Victo coincée par l’éolienne «contrevenante» de Vision 20 20
Aux prises avec deux «cas d’espèce», comme les appelle le maire Roger Richard, le dossier des éoliennes domestiques sur le territoire de la Ville de Victoriaville n’est pas encore rendu sur la table du conseil municipal.
Le maire s’attend à ce que, dans deux semaines, le conseil ait à prendre une décision concernant l’éolienne dérogatoire de Vision 20 20 et la demande «originale» - a dit le maire - qu’a formulée Steve Lamontagne, résidant du 99, rue des Andes (voir autre texte).
«La solution la plus simple et la plus bête serait de dire à Vision 20 20 d’enlever cette éolienne et d’interdire au résidant d’en implanter une!»
Sans blâmer qui que ce soit, précise M. Richard, la Commission scolaire n’a effectivement pas demandé de permis pour ériger son éolienne et qu’il s’agit d’un «imbroglio».
«Elle était assimilée au projet de développement de nouvelles sources d’énergie et à la mission éducative du centre ; elle devenait un outil pédagogique au même titre que le CFER.»
Le maire laisse entendre que la Ville n’a pas très envie de demander à la CSBF de déboulonner son éolienne. Il faudra plutôt amender l’actuel règlement municipal pour autoriser, après coup, l’implantation de la Skystream dans la cour de Vision 20 20.

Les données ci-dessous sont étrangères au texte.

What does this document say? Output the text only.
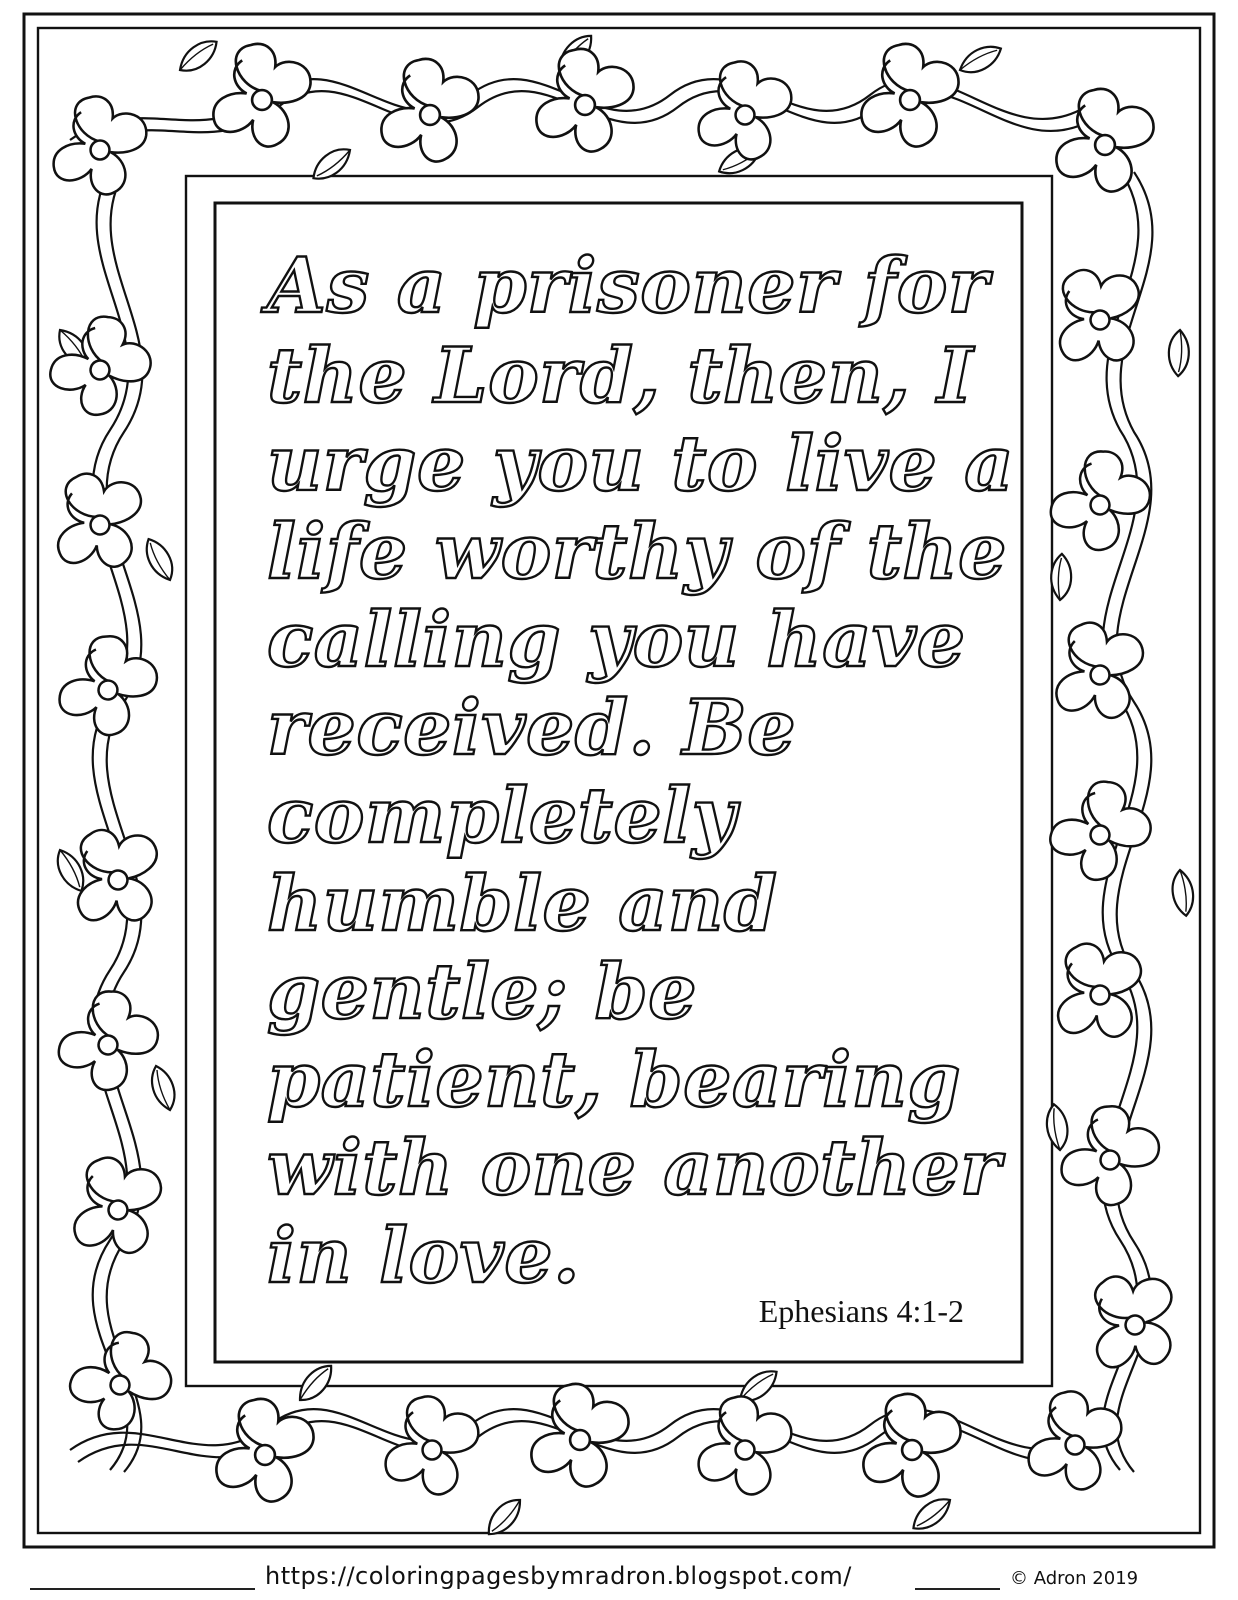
As a prisoner for
the Lord, then, I
urge you to live a
life worthy of the
calling you have
received. Be
completely
humble and
gentle; be
patient, bearing
with one another
in love.
Ephesians 4:1-2
https://coloringpagesbymradron.blogspot.com/	© Adron 2019
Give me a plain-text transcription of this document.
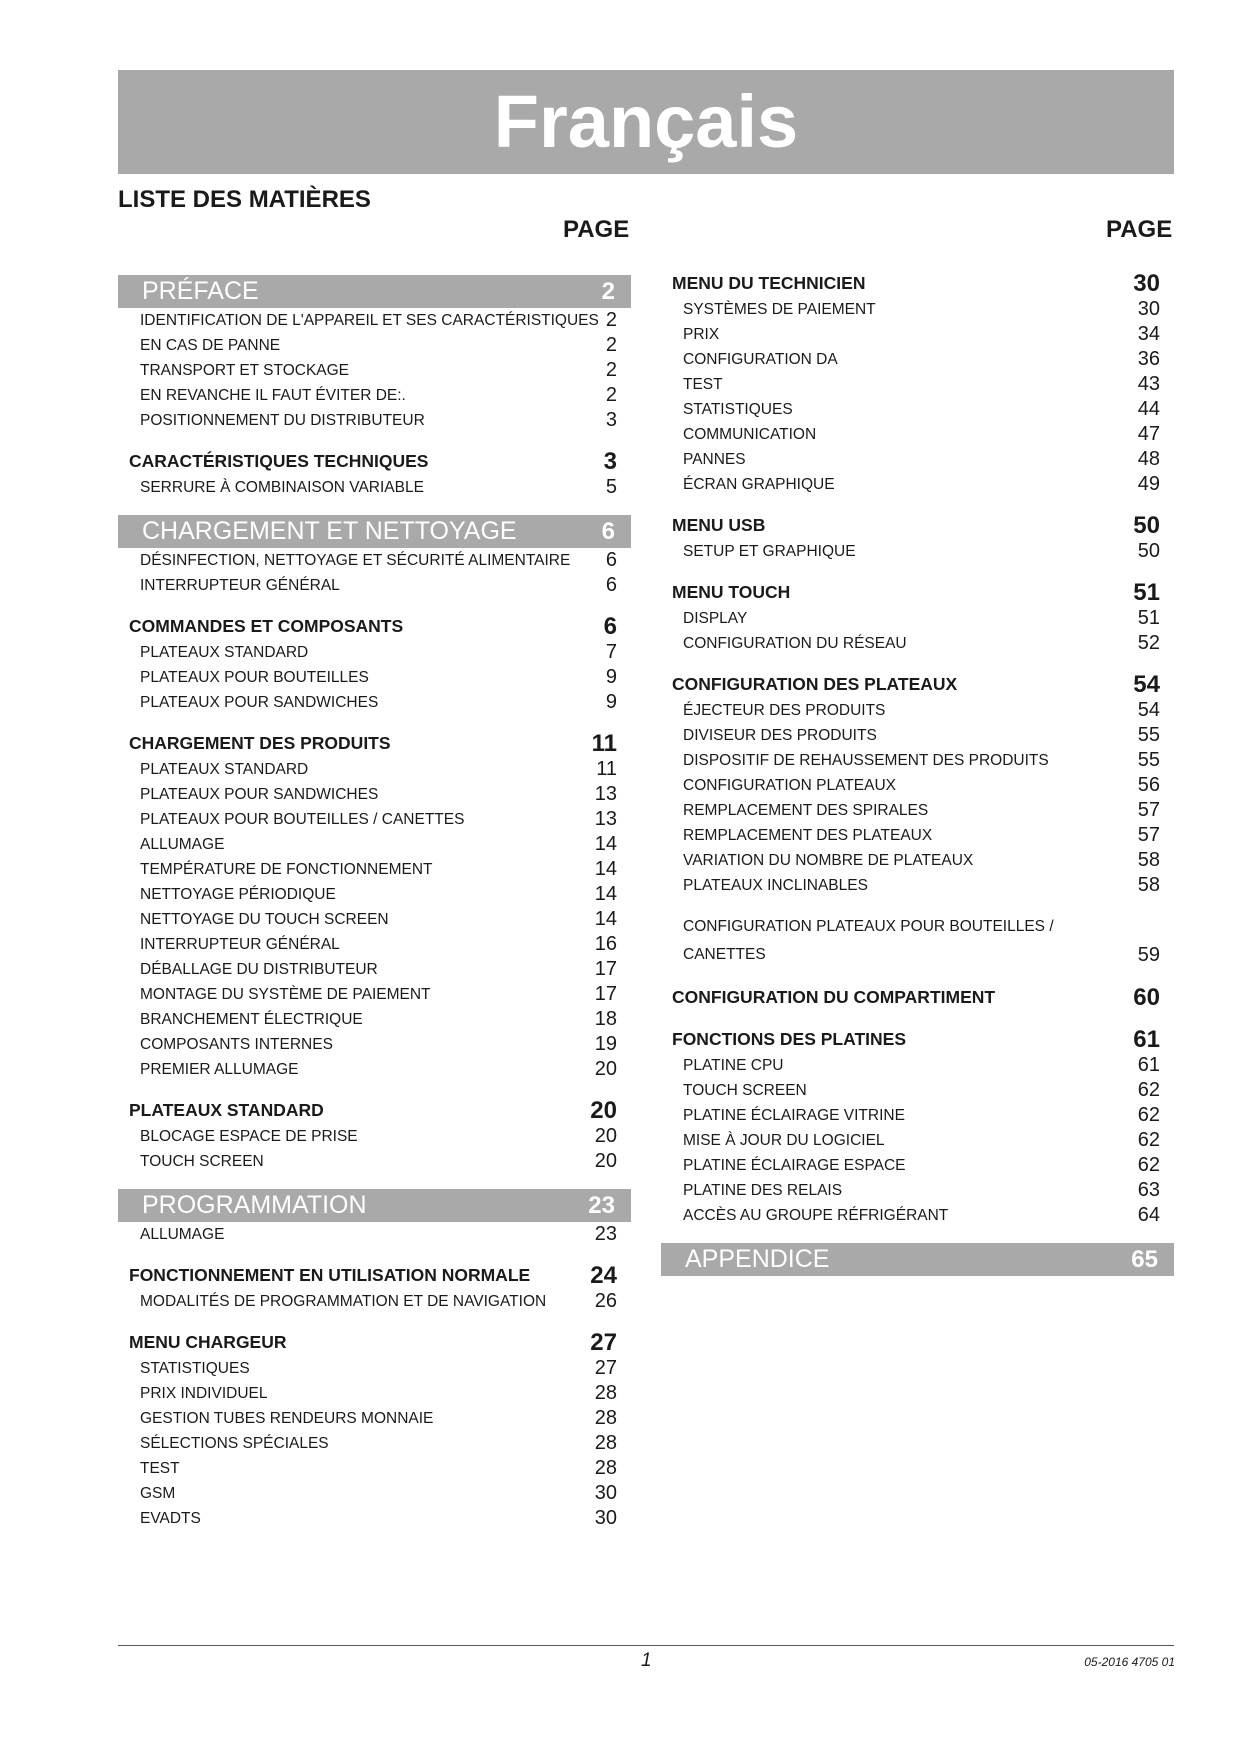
Français
LISTE DES MATIÈRES
PAGE	PAGE
PRÉFACE	2
IDENTIFICATION DE L'APPAREIL ET SES CARACTÉRISTIQUES 2
EN CAS DE PANNE	2
TRANSPORT ET STOCKAGE	2
EN REVANCHE IL FAUT ÉVITER DE:.	2
POSITIONNEMENT DU DISTRIBUTEUR	3
CARACTÉRISTIQUES TECHNIQUES	3
SERRURE À COMBINAISON VARIABLE	5
CHARGEMENT ET NETTOYAGE	6
DÉSINFECTION, NETTOYAGE ET SÉCURITÉ ALIMENTAIRE 6
INTERRUPTEUR GÉNÉRAL	6
COMMANDES ET COMPOSANTS	6
PLATEAUX STANDARD	7
PLATEAUX POUR BOUTEILLES	9
PLATEAUX POUR SANDWICHES	9
CHARGEMENT DES PRODUITS	11
PLATEAUX STANDARD	11
PLATEAUX POUR SANDWICHES	13
PLATEAUX POUR BOUTEILLES / CANETTES	13
ALLUMAGE	14
TEMPÉRATURE DE FONCTIONNEMENT	14
NETTOYAGE PÉRIODIQUE	14
NETTOYAGE DU TOUCH SCREEN	14
INTERRUPTEUR GÉNÉRAL	16
DÉBALLAGE DU DISTRIBUTEUR	17
MONTAGE DU SYSTÈME DE PAIEMENT	17
BRANCHEMENT ÉLECTRIQUE	18
COMPOSANTS INTERNES	19
PREMIER ALLUMAGE	20
PLATEAUX STANDARD	20
BLOCAGE ESPACE DE PRISE	20
TOUCH SCREEN	20
PROGRAMMATION	23
ALLUMAGE	23
FONCTIONNEMENT EN UTILISATION NORMALE	24
MODALITÉS DE PROGRAMMATION ET DE NAVIGATION 26
MENU CHARGEUR	27
STATISTIQUES	27
PRIX INDIVIDUEL	28
GESTION TUBES RENDEURS MONNAIE	28
SÉLECTIONS SPÉCIALES	28
TEST	28
GSM	30
EVADTS	30
MENU DU TECHNICIEN	30
SYSTÈMES DE PAIEMENT	30
PRIX	34
CONFIGURATION DA	36
TEST	43
STATISTIQUES	44
COMMUNICATION	47
PANNES	48
ÉCRAN GRAPHIQUE	49
MENU USB	50
SETUP ET GRAPHIQUE	50
MENU TOUCH	51
DISPLAY	51
CONFIGURATION DU RÉSEAU	52
CONFIGURATION DES PLATEAUX	54
ÉJECTEUR DES PRODUITS	54
DIVISEUR DES PRODUITS	55
DISPOSITIF DE REHAUSSEMENT DES PRODUITS	55
CONFIGURATION PLATEAUX	56
REMPLACEMENT DES SPIRALES	57
REMPLACEMENT DES PLATEAUX	57
VARIATION DU NOMBRE DE PLATEAUX	58
PLATEAUX INCLINABLES	58
CONFIGURATION PLATEAUX POUR BOUTEILLES / CANETTES	59
CONFIGURATION DU COMPARTIMENT	60
FONCTIONS DES PLATINES	61
PLATINE CPU	61
TOUCH SCREEN	62
PLATINE ÉCLAIRAGE VITRINE	62
MISE À JOUR DU LOGICIEL	62
PLATINE ÉCLAIRAGE ESPACE	62
PLATINE DES RELAIS	63
ACCÈS AU GROUPE RÉFRIGÉRANT	64
APPENDICE	65
1	05-2016 4705 01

Et tant qu’à amender le règlement, le conseil pourrait profiter de l'occasion pour en réviser les dispositions, explique le maire. «À ce moment-ci, il n’y a pas encore de recommandation politique sur le dossier des éoliennes domestiques.» Ni pour celle de Vision 20 20, ni pour celle du citoyen de la rue des Andes, précise-t-il.
Le maire poursuit en disant que le conseil a demandé que le Comité consultatif d’urbanisme procède avec «jugement et célérité» dans ce dossier.
Il rappelle que si on avait appliqué les règlements à la lettre à l’époque où des élèves du CFER «ouvraient des canisses de peinture» dans la cour de leur école, pas sûr qu’aurait pu se développer une entreprise comme Peintures récupérées du Québec. «Une chose est certaine, à Victoriaville, on favorise le développement durable», a conclu le maire.